Wellington Serrano –

O desembargador Sidney Rosa, do Tribunal de Justiça do Rio de Janeiro (TJ-RJ), aceitou o pedido de desaforamento com expresso de pedido liminar formulado a favor do vereador Carlos Macedo (PRP), acusado de envolvimento no assassinato do vereador eleito por Niterói em 2012, Lúcio Diniz Araújo Martelo, o Lúcio do Nevada, e, com isso, suspendeu julgamento, na tarde desta quinta-feira (12), na 3ª Vara Criminal de Niterói. Outros dois réus, no entanto, o policial militar Jair de Souza Neto e o segurança José Carlos Alves de Azevedo foram julgados. A audiência de Macedo segue sem data para ser remarcada e graça ao recurso também será transferida para ser julgada por outro tribunal no Rio de Janeiro.

Segundo o advogado de defesa do vereador, Paulo Ramalho, o tribunal proibiu a juíza Nearis dos Santos Carvalho, que acompanha o caso, de julgar Macedo. “Ela escreveu que meu cliente é culpado, o que influência os jurados, contrariando uma conduta dos magistrados. Contaminou o ambiente. Na minha opinião, acho que não deveria julgar mais ninguém no caso”, afirmou o advogado, que vai entrar com representação no Conselho Nacional de Justiça (CNJ).

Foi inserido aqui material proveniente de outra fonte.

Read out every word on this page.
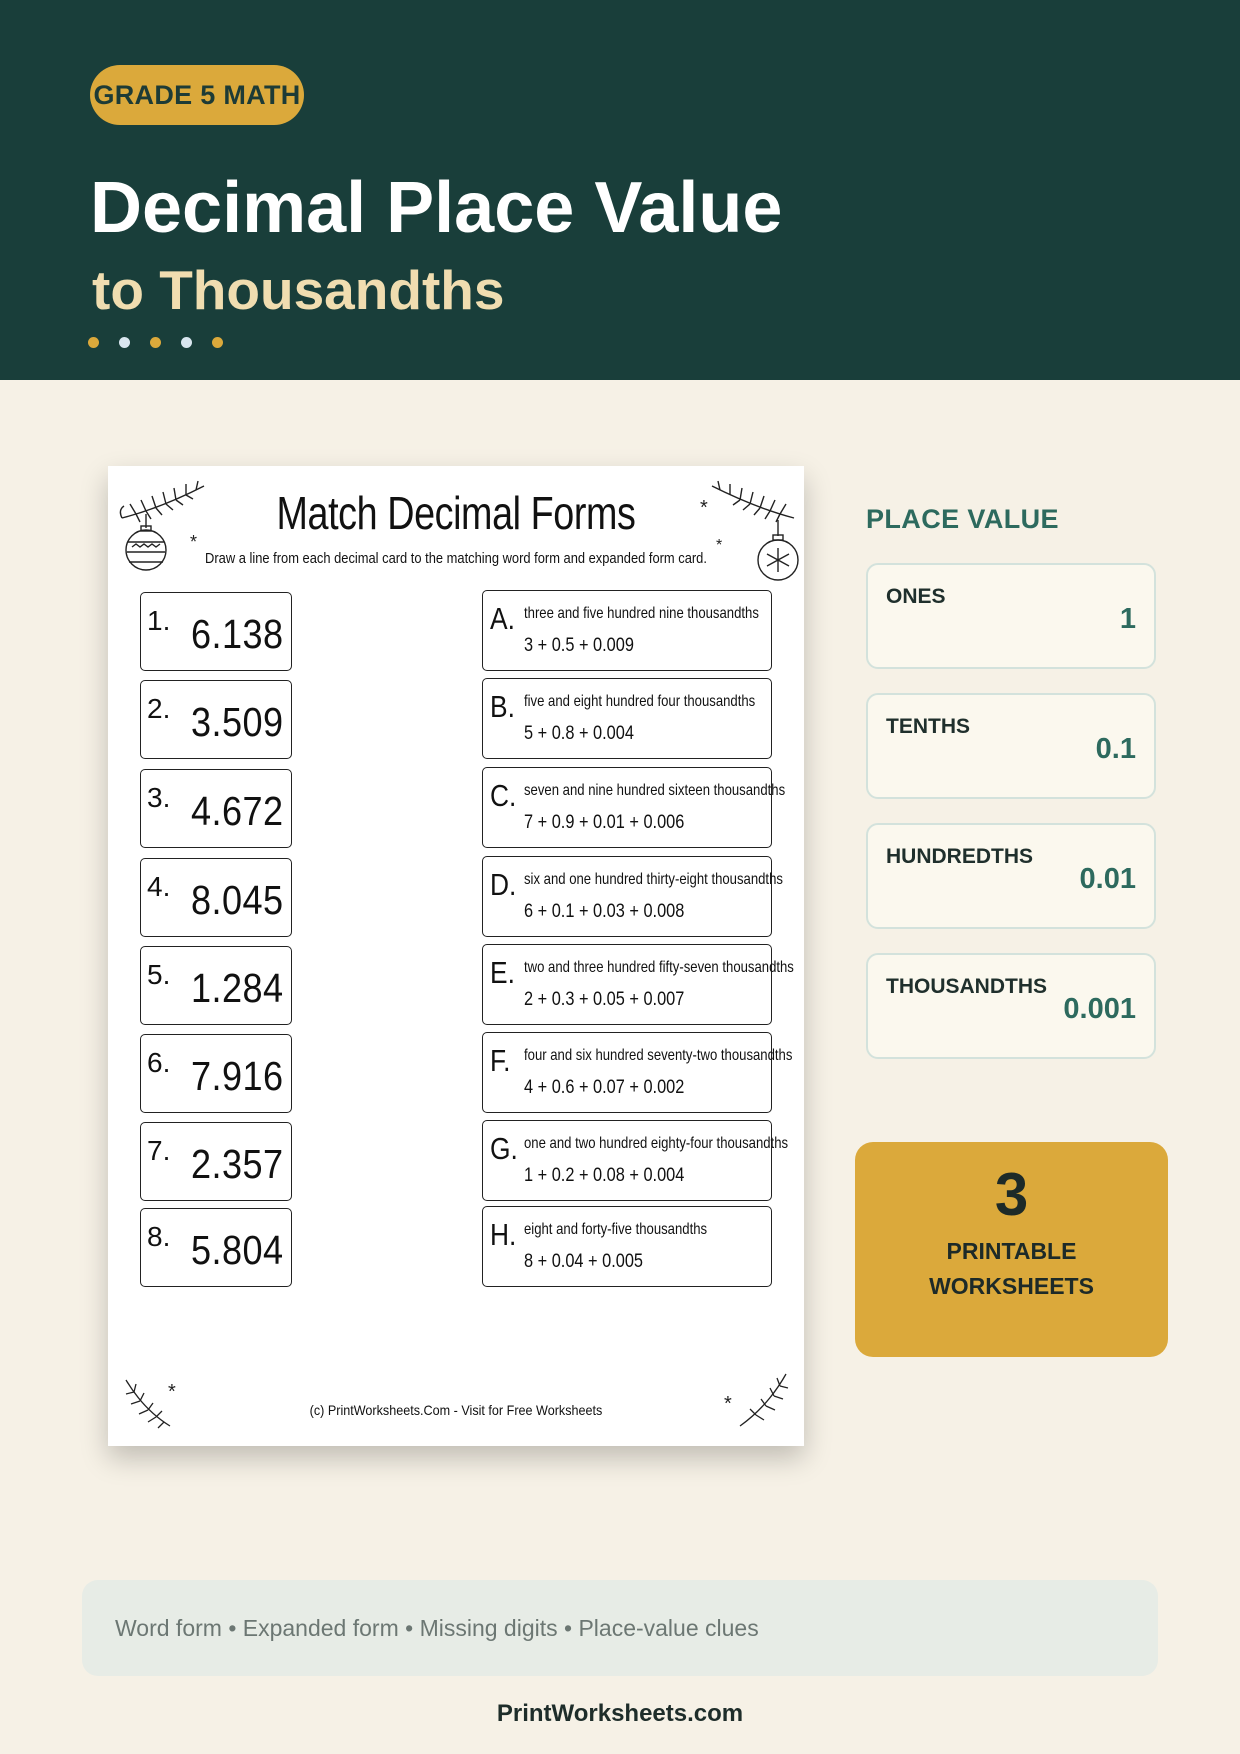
GRADE 5 MATH
Decimal Place Value
to Thousandths
*
*
*
*
*
Match Decimal Forms
Draw a line from each decimal card to the matching word form and expanded form card.
1. 6.138
2. 3.509
3. 4.672
4. 8.045
5. 1.284
6. 7.916
7. 2.357
8. 5.804
A. three and five hundred nine thousandths
3 + 0.5 + 0.009
B. five and eight hundred four thousandths
5 + 0.8 + 0.004
C. seven and nine hundred sixteen thousandths
7 + 0.9 + 0.01 + 0.006
D. six and one hundred thirty-eight thousandths
6 + 0.1 + 0.03 + 0.008
E. two and three hundred fifty-seven thousandths
2 + 0.3 + 0.05 + 0.007
F. four and six hundred seventy-two thousandths
4 + 0.6 + 0.07 + 0.002
G. one and two hundred eighty-four thousandths
1 + 0.2 + 0.08 + 0.004
H. eight and forty-five thousandths
8 + 0.04 + 0.005
(c) PrintWorksheets.Com - Visit for Free Worksheets
PLACE VALUE
ONES
1
TENTHS
0.1
HUNDREDTHS
0.01
THOUSANDTHS
0.001
3
PRINTABLE
WORKSHEETS
Word form • Expanded form • Missing digits • Place-value clues
PrintWorksheets.com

Procurado, o vereador Carlos Macedo não comentou a decisão, mas agradeceu a Deus. “Foi bom isso ter acontecido”, disse. Sair deste clima, que segue tenso em Niterói, e ir para o Rio é mais imparcial.

Macedo, em sua defesa, disse que acha um absurdo que as irregularidades recaiam sobre o seu nome. “Em 25 anos de Câmara não participei sequer da Mesa Executiva. Está acontecendo um linchamento político comigo sem provas e sem estar presente a minha defesa”, lamentou.

Os julgados
Dos seis acusados de envolvimento no assassinato do vereador eleito, apenas dois envolvidos foram julgados por júri popular: Damião Washington da Silva, policial militar que seria o contratante do crime; e Marco Antônio Titoneli, apontado como o autor dos disparos.